Memento Mori ne s’embarrasse guère de principes au moment de présenter ces deux croque-morts et balance des références pêle-mêle, citant avec assez de justesse AUTOPSY, DEATH BREATH, GRAVE, ASPHYX, DARKTHRONE, UNLEASHED, EXHUMED, et CARNAGE, ce qui a le mérite de baliser le terrain défriché par les deux canadiens. Adeptes d’une formule instinctive, les deux musiciens se basent donc sur les théories des années 90 pour broder leurs propres thèmes, et nous assomment d’un Death de premier choix, gentiment barbare, mais juste assez cuit pour ne pas tâcher notre salopette de sang. Et malgré le titre évoquant le retour à la vie, c’est bien de mort dont il s’agit ici, une mort froide, implacable, mais néanmoins d’humeur badine, et prête à laisser ses victimes s’agiter encore un peu comme une souris dans les pattes d’un chat-fouin. Et sous cette sublime pochette vintage de Matt Sidney se cache donc une grosse demi-heure de Metal de la mort de tradition, élaboré avec amour, précision et juste assez de sauvagerie pour ne pas passer pour des gens éduqués.

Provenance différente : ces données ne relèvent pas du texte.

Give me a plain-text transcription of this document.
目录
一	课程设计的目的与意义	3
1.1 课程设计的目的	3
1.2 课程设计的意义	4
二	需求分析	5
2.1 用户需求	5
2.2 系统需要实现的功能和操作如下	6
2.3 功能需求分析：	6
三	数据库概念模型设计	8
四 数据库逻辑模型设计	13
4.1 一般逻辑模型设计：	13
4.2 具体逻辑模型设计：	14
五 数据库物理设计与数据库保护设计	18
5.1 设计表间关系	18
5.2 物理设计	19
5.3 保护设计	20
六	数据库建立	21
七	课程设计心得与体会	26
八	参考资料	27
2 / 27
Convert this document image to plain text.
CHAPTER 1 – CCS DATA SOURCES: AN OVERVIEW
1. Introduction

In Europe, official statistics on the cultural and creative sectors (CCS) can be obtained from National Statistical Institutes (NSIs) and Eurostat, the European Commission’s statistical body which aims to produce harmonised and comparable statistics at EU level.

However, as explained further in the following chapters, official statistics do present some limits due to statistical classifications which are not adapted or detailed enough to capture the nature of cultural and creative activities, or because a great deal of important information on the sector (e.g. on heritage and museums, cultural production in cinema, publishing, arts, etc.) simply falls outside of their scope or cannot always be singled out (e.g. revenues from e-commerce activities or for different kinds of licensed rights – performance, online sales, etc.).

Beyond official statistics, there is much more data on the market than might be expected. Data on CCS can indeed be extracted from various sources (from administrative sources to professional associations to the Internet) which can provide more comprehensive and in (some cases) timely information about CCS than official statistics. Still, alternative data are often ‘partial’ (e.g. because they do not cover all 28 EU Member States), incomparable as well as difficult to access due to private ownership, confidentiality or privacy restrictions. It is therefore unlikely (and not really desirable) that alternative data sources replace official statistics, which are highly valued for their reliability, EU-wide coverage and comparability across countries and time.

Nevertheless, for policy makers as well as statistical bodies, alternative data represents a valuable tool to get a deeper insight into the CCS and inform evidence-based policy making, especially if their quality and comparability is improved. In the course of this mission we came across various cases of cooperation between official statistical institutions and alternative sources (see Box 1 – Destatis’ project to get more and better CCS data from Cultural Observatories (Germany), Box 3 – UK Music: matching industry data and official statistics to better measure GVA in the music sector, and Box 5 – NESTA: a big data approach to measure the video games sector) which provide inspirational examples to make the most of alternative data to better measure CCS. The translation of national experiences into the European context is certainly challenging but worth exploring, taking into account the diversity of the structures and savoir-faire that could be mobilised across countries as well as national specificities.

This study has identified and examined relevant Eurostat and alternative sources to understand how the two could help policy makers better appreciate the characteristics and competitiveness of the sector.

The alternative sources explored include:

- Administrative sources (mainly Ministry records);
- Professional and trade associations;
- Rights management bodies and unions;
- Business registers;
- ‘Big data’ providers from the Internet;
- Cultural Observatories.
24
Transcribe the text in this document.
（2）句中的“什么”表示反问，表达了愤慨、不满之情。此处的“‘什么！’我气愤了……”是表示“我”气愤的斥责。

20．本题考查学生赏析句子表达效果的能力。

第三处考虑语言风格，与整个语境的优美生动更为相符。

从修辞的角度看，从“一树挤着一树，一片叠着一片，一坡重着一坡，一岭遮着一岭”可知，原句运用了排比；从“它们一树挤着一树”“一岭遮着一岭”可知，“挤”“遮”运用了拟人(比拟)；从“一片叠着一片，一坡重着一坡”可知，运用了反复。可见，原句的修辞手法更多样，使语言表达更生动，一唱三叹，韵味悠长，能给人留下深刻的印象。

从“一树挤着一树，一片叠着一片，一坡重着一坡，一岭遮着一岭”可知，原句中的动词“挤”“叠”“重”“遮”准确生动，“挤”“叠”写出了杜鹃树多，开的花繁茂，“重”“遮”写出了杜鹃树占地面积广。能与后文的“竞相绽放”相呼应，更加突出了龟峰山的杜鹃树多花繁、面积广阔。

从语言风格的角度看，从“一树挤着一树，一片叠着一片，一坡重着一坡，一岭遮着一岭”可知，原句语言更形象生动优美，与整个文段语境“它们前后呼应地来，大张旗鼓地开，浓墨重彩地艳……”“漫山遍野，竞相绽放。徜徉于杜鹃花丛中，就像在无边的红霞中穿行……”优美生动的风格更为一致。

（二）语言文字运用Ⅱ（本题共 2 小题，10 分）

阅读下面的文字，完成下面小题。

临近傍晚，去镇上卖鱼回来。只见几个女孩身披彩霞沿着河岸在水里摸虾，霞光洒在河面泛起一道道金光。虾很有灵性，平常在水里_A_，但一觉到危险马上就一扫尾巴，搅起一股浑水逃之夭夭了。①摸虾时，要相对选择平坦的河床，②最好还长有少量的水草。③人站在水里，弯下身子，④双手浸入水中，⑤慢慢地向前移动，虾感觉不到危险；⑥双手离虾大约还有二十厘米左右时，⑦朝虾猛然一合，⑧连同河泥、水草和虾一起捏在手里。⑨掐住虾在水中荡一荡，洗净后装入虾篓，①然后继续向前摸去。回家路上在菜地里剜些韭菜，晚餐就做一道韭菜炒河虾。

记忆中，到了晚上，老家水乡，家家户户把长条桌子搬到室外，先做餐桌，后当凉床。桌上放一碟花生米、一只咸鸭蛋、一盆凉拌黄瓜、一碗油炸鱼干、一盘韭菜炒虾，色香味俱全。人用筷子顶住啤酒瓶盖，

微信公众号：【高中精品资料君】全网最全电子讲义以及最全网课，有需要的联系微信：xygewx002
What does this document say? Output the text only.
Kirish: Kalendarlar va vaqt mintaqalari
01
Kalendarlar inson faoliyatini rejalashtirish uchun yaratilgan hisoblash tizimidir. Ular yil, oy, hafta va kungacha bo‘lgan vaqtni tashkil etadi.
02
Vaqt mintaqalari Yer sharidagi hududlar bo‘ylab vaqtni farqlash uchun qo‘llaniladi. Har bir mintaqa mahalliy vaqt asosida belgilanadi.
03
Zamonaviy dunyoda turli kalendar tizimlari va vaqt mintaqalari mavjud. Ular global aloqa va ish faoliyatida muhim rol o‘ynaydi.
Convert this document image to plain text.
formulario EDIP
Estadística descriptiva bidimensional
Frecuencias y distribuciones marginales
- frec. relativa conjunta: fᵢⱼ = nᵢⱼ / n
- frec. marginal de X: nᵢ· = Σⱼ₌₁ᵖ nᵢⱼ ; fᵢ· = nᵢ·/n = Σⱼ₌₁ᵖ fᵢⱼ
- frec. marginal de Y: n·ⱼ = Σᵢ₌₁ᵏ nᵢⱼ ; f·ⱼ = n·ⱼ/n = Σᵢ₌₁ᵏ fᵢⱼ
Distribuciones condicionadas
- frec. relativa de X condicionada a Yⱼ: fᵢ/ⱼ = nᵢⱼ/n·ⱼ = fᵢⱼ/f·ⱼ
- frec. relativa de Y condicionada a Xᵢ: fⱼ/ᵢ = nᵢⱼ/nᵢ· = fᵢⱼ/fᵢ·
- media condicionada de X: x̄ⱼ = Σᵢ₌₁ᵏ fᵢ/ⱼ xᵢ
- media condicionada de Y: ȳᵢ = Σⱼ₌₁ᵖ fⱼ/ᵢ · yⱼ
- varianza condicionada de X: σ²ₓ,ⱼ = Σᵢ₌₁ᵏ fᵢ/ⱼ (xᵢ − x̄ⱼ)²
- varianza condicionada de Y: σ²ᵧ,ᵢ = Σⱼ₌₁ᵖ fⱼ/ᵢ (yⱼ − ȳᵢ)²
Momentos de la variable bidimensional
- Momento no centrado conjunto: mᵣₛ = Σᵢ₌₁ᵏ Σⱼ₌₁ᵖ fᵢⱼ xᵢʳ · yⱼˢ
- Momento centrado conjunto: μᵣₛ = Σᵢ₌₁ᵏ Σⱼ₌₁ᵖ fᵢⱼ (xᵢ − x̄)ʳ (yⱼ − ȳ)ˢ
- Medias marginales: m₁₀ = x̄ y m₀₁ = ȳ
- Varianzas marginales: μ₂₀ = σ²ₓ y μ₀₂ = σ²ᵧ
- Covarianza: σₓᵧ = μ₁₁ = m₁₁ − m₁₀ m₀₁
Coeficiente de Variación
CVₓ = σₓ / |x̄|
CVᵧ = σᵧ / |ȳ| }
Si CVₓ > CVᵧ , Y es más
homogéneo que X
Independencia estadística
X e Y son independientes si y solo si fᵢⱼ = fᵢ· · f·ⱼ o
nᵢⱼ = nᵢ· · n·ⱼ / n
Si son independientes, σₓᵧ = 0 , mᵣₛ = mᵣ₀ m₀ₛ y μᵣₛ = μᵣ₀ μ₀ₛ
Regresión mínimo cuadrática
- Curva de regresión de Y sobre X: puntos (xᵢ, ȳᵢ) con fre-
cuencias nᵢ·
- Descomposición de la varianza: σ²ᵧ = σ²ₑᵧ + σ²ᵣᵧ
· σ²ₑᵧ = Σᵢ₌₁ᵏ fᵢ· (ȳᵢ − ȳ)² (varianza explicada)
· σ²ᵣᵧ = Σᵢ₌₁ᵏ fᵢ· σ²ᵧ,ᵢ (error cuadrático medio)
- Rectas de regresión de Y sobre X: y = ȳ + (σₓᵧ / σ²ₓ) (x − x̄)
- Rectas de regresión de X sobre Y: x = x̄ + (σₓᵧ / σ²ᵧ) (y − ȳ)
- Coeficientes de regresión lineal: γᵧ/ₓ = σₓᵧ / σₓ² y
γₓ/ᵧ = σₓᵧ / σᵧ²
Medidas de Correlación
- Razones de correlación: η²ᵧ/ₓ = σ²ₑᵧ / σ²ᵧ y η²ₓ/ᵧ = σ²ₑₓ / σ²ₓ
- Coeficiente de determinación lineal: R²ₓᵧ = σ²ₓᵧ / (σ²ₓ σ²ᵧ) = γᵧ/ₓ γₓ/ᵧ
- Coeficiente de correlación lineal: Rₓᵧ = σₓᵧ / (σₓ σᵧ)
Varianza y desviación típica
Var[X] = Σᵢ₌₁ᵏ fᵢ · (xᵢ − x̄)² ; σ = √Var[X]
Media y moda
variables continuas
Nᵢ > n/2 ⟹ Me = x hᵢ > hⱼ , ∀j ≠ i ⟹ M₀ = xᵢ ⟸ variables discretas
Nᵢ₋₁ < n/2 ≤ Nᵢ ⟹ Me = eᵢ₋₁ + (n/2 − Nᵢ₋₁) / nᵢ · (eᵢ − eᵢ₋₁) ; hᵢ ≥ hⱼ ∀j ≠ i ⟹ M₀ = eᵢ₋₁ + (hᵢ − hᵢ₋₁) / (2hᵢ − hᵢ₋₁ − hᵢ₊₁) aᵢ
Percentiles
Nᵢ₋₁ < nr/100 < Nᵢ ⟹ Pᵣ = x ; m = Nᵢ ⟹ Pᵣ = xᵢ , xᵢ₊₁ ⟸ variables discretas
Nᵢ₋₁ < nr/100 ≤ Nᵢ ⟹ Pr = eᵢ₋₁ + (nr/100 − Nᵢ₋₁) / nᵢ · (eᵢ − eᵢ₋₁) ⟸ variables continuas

Pas de fioritures, en dehors de quelques ambiances savamment distillées, et de quelques intros dignes d’un slasher des eighties. C’est ainsi que débute en tout cas « Mental Suicide » qui rappelle immédiatement les techniques oppressantes du malsain AUTOPSY, prônant la joie d’un riff éléphantesque sur fond de rythmique traînante comme une hache sur le sol de la cave. Doté d’un son parfait, juste assez passéiste pour qu’on s’y croie, Returned to Life est une jolie parade de zombies dans le jardin truffé de pièges à loup de deux psychopathes ayant aménagé l’avant de leur caverne comme la hutte de deux hillbillies planqués dans les collines, et prêts à fondre sur leurs victimes. Guitare qui tronçonne tranquille, batteur qui blaste juste quand il faut, humeur assez Crust par moment, attitude subtilement Punk, pour un mélange détonnant qui s’inscrit totalement dans la mouvance old-school actuelle. Nauséabond mais bon enfant, ce second LP du duo canadien est véritablement jouissif de rigor mortis, aligne les motifs sombres mais joyeux, et nous convainc rapidement de son potentiel de régénération d’une légende passée.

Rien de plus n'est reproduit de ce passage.